Baca juga: Busthanul Arifin; Alumni HMI Sang Arsitek KHI
Baca juga: Busthanul Arifin; Alumni HMI Sang Arsitek KHI
Setelah dilarang mengajar, dia menerima tawaran menjadi peneliti di
Universitas Nasional Australia. Ada tahun kedua di Australia, dia menjadi dosen
tamu di Universitas Griffith. Setelah mengajar selama lima tahun di sana, dia
dan Mohammad Natsir membentuk Lembaga Islam untuk Penelitian dan Pengembangan
Masyarakat.
Keluarga dan
Pendidikan
Deliar Noer lahir dari orangtua yang berasal dari Pakam Kamih, Tilatang
Kamang, Agam, Sumatera Barat. Dia anak kedua dari tiga bersaudara. Ayahnya
bernama Noer bin Joesof, kepala pegadaian di Medan.
Pada mulanya dia diberi nama Muhammad Zubair. Karena sakit-sakitan,
digantilah menjadi Deliar. Karena berpindah-pindah, dia bersekolah di berbagai
tempat: HIS Taman Siswa Tebing Tinggi, MULO Bukittinggi, INS Kayutanam, Tyugkko
di Medan, dan SMT (Kolese Kanisius) di Jakarta.
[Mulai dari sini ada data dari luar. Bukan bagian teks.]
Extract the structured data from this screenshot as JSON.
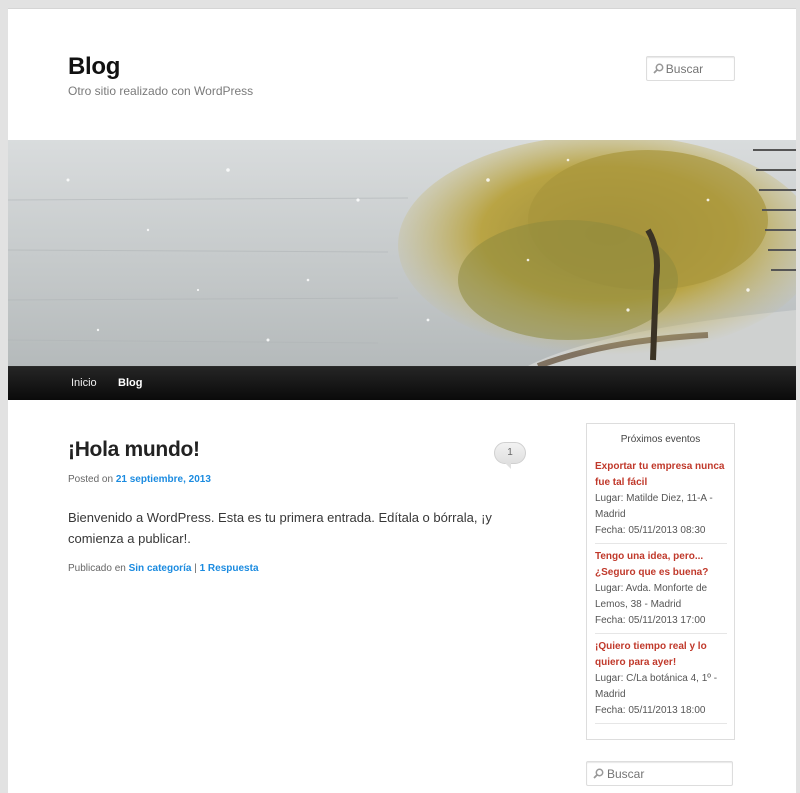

Setelah lulus dari SMT, dia melanjutkan ke Universitas Nasional. Setelah memperoleh
gelar sarjana, ia melanjutkan kuliah ke Cornell
University, Amerika Serikat, dengan mengambil gelar master (1960) dan
doktor (1963). Melalui disertasinya tentang gerakan Islam modernis di Indonesia
(1900-1942), dia menjadi orang Indonesia pertama bergelar Ph.D. dalam ilmu
politik.
Deliar pernah menjadi penyiar di RRI pada 1947. Pekerjaan tersebut
dilakoninya untuk membiayai pendidikannya. Setelah itu dia pergi ke Singapura,
sebagai staf perwakilan Departemen Perdagangan RI. Dia juga pernah menjadi
wartawan surat kabar Berita Indonesia
dan majalah bulanan Nusantara.
Baca juga: Bang Imaduddin; Merintis Dunia Dakwah Di Kampus
Baca juga: Bang Imaduddin; Merintis Dunia Dakwah Di Kampus
Pada tahun 1950, dia terpilih menjadi Ketua Umum HMI Cabang Jakarta. Tiga tahun
kemudian dia terpilih sebagai Ketua Umum PB HMI. Dari organisasi inilah dia
berkenalan dengan tokoh-tokoh nasional, seperti Buya HAMKA, Mohammad Natsir,
hingga Mohammad Roem. Pada tahun 1951, dia sempat bekerja sebagai staf
Departemen Luar Negeri.
Pada bulan April 1961, Deliar menikah dengan seorang gadis Mandailing,
Zahara Daulay di Amerika Serikat. Dari pernikahannya, dia dikarunia dua putra,
yaitu Muhammad Dian dan Muhammad bin Deliar Nor. Putra keduanya meninggal dunia
sewaktu masih kecil.
Deliar Noer
dan HMI
Deliar Noer terpilih menjadi Ketua Umum PB HMI pada Kongres ke-3 HMI di
Jakarta pada tahun 1953. Ia menjadi Ketua Umum PB HMI yang kelima dalam sejarah
HMI.
Sebagaimana dicatat seorang wartawan Kompas,
Ely Rosita (1990), dalam kaitannya dengan HMI di masa kepemimpinannya, Deliar
mengungkapkan, “Saya ingin mengubah kegiatan HMI yang condong ke politik. Sebab
HMI adalah tempat berlatih segala bidang untuk menumbuhkan potensi diri sendiri
agar lebih bermanfaat. Anggota HMI harus mengenal kesenian, olahraga, serta
ilmu pengetahuan dan tidak hanya persoalan politik.”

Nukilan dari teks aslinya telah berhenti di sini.